Политические воззрения и убеждения, государственная воля Русского народа составляют непреложный политический инстинкт, настоящую политическую веру, в которой сам он не сомневается и относительно которой никто, сколько-нибудь знакомый с нашим народным духом, усомниться не может. Я позволю себе привести следующее место из моей книги «Россия и Европа», ясно выражающее мою мысль:
«Нравственная особенность русского государственного строя заключается в том, что Русский народ есть цельный организм, естественным образом, не посредством более или менее искусственного государственного механизма только, а по глубоко вкорененному народному пониманию, сосредоточенный в его Государе, который, вследствие этого, есть живое осуществление политического самосознания и воли народной, так что мысль, чувство и воля его сообщаются всему народу процессом, подобным тому, как это совершается в личном самосознательном существе. Вот смысл и значение Русского самодержавия, которое нельзя поэтому считать формой правления в обыкновенном, придаваемом слову «форма», смысле, по которому она есть нечто внешнее, могущее быть измененным без изменения сущности предмета, могущее быть обделано как шар, куб или пирамида, смотря по внешней надобности, соответственно внешней цели. Оно, конечно, также форма, но только форма органическая, т. е. такая, которая неразделима от сущности того, что ее на себе носит, которая составляет необходимое выражение и воплощение этой сущности.

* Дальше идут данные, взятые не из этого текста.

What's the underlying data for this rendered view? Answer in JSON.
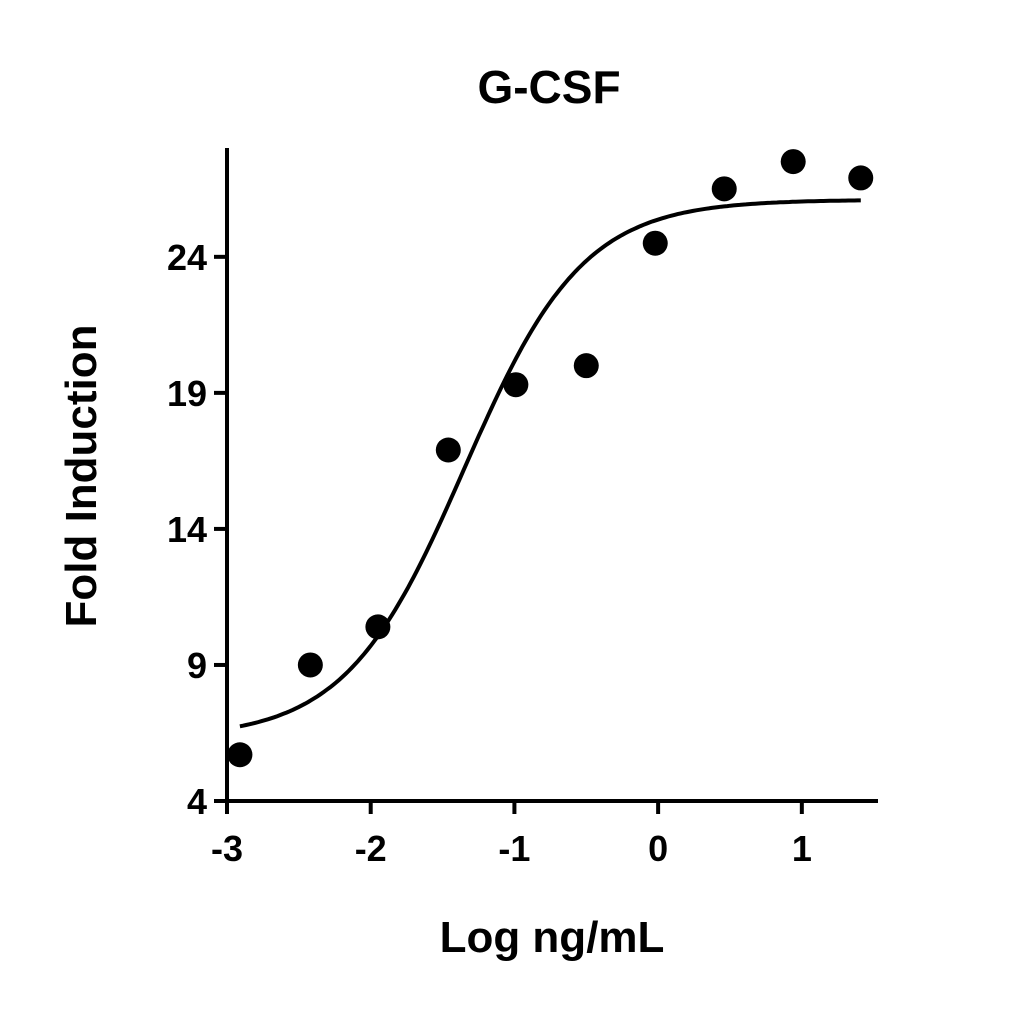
{
  "chart_data": {
    "type": "scatter",
    "title": "G-CSF",
    "xlabel": "Log ng/mL",
    "ylabel": "Fold Induction",
    "xlim": [
      -3,
      1.53
    ],
    "ylim": [
      4,
      28
    ],
    "xticks": [
      -3,
      -2,
      -1,
      0,
      1
    ],
    "xtick_labels": [
      "-3",
      "-2",
      "-1",
      "0",
      "1"
    ],
    "yticks": [
      4,
      9,
      14,
      19,
      24
    ],
    "ytick_labels": [
      "4",
      "9",
      "14",
      "19",
      "24"
    ],
    "grid": false,
    "series": [
      {
        "name": "G-CSF",
        "points": [
          {
            "x": -2.91,
            "y": 5.7
          },
          {
            "x": -2.42,
            "y": 9.0
          },
          {
            "x": -1.95,
            "y": 10.4
          },
          {
            "x": -1.46,
            "y": 16.9
          },
          {
            "x": -0.99,
            "y": 19.3
          },
          {
            "x": -0.5,
            "y": 20.0
          },
          {
            "x": -0.02,
            "y": 24.5
          },
          {
            "x": 0.46,
            "y": 26.5
          },
          {
            "x": 0.94,
            "y": 27.5
          },
          {
            "x": 1.41,
            "y": 26.9
          }
        ],
        "color": "#000000"
      }
    ],
    "fit": {
      "model": "4PL",
      "bottom": 6.3,
      "top": 26.1,
      "log_ec50": -1.35,
      "hill_slope": 1.05,
      "x_range": [
        -2.91,
        1.41
      ]
    }
  }
}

Такова форма всякого органического существа, от растения до человека; посему и изменена, или, в применении к настоящему случаю, ограничена такая форма быть не может. Это невозможно для самой самодержавной воли, которая по существу своему, т. е. по присущему народу политическому идеалу, никакому внешнему ограничению не подлежит, а есть воля свободная, т. е. самоопределяющаяся».
Сомневаться, что таково именно понятие Русского народа о власти Русского Государя, невозможно; спрашивать его об этом бесполезно и смешно. Такой вопрос был уже задан ему самой историей, и ответил он на него не списками голосов, опускаемыми в урны, а своими деяниями, своим достоянием и кровью. Было время, когда государство в России перестало существовать, когда была tabula rasa, на которой народ мог писать что ему было угодно. Он по слову Минина собрался и снарядил рать, освободил Москву и вновь создал государство по тому образцу, который ясными и определенными чертами был запечатлен в душе его; Изменился ли с того времени этот постоянно присущий ему образ, и если б, избави Боже, ему пришлось вновь проявить эту свою творческую, зиждительную деятельность, не так ли же точно он бы поступил, как и в приснопамятных 1612 и 1613 годах? Пусть всякий вдумается в этот вопрос и ответит на него пред своей совестью, не кривя душой!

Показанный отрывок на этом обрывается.